Andre napisał:Halo
Problem, gdy podnosi się baryłka benzyny, zwiększają eksploatację piasków bitumicznych, a rezerwa jest tak duża jak w Arabii, wydobycie tych piasków jest bardzo zanieczyszczające
prawie tak samo zanieczyszczające jak spalanie gotowego produktu, kręcimy się w kółko w naszym gównie (podwójne zanieczyszczenie)
Większość tego oleju, bezpośrednia linia rur w USA.
André
Dokładnie André; całkowicie się z tobą zgadzam.
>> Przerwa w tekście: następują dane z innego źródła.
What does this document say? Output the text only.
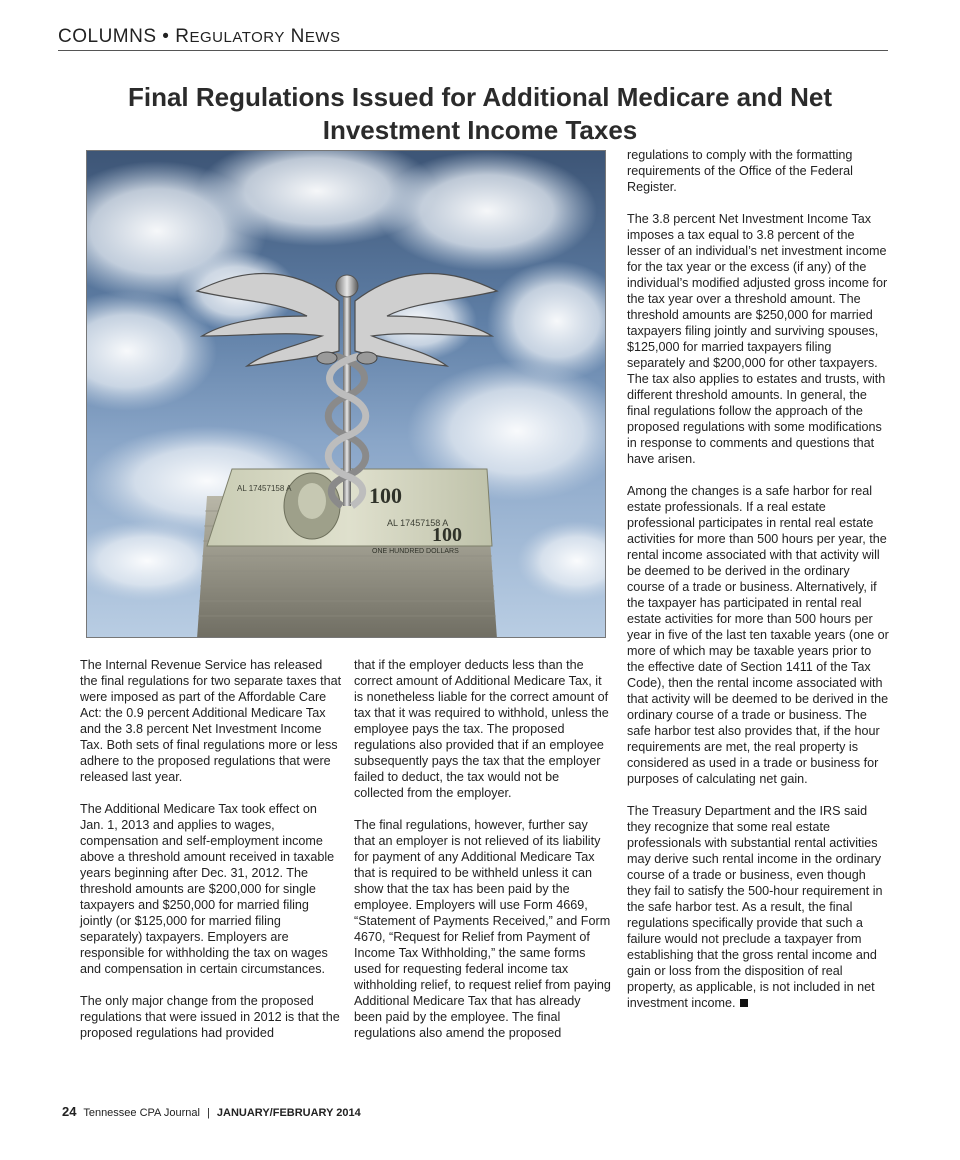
COLUMNS • REGULATORY NEWS
Final Regulations Issued for Additional Medicare and Net Investment Income Taxes
AL 17457158 A
AL 17457158 A
100
100
ONE HUNDRED DOLLARS

The Internal Revenue Service has released the final regulations for two separate taxes that were imposed as part of the Affordable Care Act: the 0.9 percent Additional Medicare Tax and the 3.8 percent Net Investment Income Tax. Both sets of final regulations more or less adhere to the proposed regulations that were released last year.

The Additional Medicare Tax took effect on Jan. 1, 2013 and applies to wages, compensation and self-employment income above a threshold amount received in taxable years beginning after Dec. 31, 2012. The threshold amounts are $200,000 for single taxpayers and $250,000 for married filing jointly (or $125,000 for married filing separately) taxpayers. Employers are responsible for withholding the tax on wages and compensation in certain circumstances.

The only major change from the proposed regulations that were issued in 2012 is that the proposed regulations had provided

that if the employer deducts less than the correct amount of Additional Medicare Tax, it is nonetheless liable for the correct amount of tax that it was required to withhold, unless the employee pays the tax. The proposed regulations also provided that if an employee subsequently pays the tax that the employer failed to deduct, the tax would not be collected from the employer.

The final regulations, however, further say that an employer is not relieved of its liability for payment of any Additional Medicare Tax that is required to be withheld unless it can show that the tax has been paid by the employee. Employers will use Form 4669, “Statement of Payments Received,” and Form 4670, “Request for Relief from Payment of Income Tax Withholding,” the same forms used for requesting federal income tax withholding relief, to request relief from paying Additional Medicare Tax that has already been paid by the employee. The final regulations also amend the proposed

regulations to comply with the formatting requirements of the Office of the Federal Register.

The 3.8 percent Net Investment Income Tax imposes a tax equal to 3.8 percent of the lesser of an individual’s net investment income for the tax year or the excess (if any) of the individual’s modified adjusted gross income for the tax year over a threshold amount. The threshold amounts are $250,000 for married taxpayers filing jointly and surviving spouses, $125,000 for married taxpayers filing separately and $200,000 for other taxpayers. The tax also applies to estates and trusts, with different threshold amounts. In general, the final regulations follow the approach of the proposed regulations with some modifications in response to comments and questions that have arisen.

Among the changes is a safe harbor for real estate professionals. If a real estate professional participates in rental real estate activities for more than 500 hours per year, the rental income associated with that activity will be deemed to be derived in the ordinary course of a trade or business. Alternatively, if the taxpayer has participated in rental real estate activities for more than 500 hours per year in five of the last ten taxable years (one or more of which may be taxable years prior to the effective date of Section 1411 of the Tax Code), then the rental income associated with that activity will be deemed to be derived in the ordinary course of a trade or business. The safe harbor test also provides that, if the hour requirements are met, the real property is considered as used in a trade or business for purposes of calculating net gain.

The Treasury Department and the IRS said they recognize that some real estate professionals with substantial rental activities may derive such rental income in the ordinary course of a trade or business, even though they fail to satisfy the 500-hour requirement in the safe harbor test. As a result, the final regulations specifically provide that such a failure would not preclude a taxpayer from establishing that the gross rental income and gain or loss from the disposition of real property, as applicable, is not included in net investment income.

24 Tennessee CPA Journal | JANUARY/FEBRUARY 2014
Widziałem kilka raportów o eksploatacji tych łupków naftowych: to totalny ekologiczny nonsens ...... i to właśnie otrzymujemy, gdy cena ropy rośnie !!! i tak nie jest nie skończone: wkrótce wyruszą w poszukiwaniu ropy i gazu w Arktyce, gdy tylko lód morski się stopi (a nie będzie na długo). Poza tym Rosjanie już podłożyli swoją flagę na dnie oceanu pod kry, aby „wskazać” innym zainteresowanym krajom, że uważają się za właścicieli. to przygotowałoby nas na małą wojnę, której nie zdziwiłbym. Będziemy musieli poczekać 10 lub 20 lat, ale oni będą eksploatować WSZYSTKIE złoża bez względu na koszty, ponieważ im droższa ropa, tym bardziej OPŁACALNA będzie eksploatacja tych złóż .......... i potem będzie Antarktyda (patrz temat transmisji ARTE wczoraj: „misja na Antarktydzie”).
Auvergnat
Remundo napisał: (niezbyt Auvergne jako nazwa
!!)
Jest coś, o czym nikt nie mówi ... Beczka to praktycznie już 150 $. Rzeczywiście, dolar jest nienormalnie niski w stosunku do euro, „normalny” parytet wynosi około 1 dolara za 1 euro, podczas gdy wynosi 1.48 dolara za euro. Nasze branże planują jeszcze większe przeniesienie, ponieważ konkurencja pieniężna staje się nie do zniesienia, nawet jeśli zapłacimy trochę mniej za paliwa kopalne.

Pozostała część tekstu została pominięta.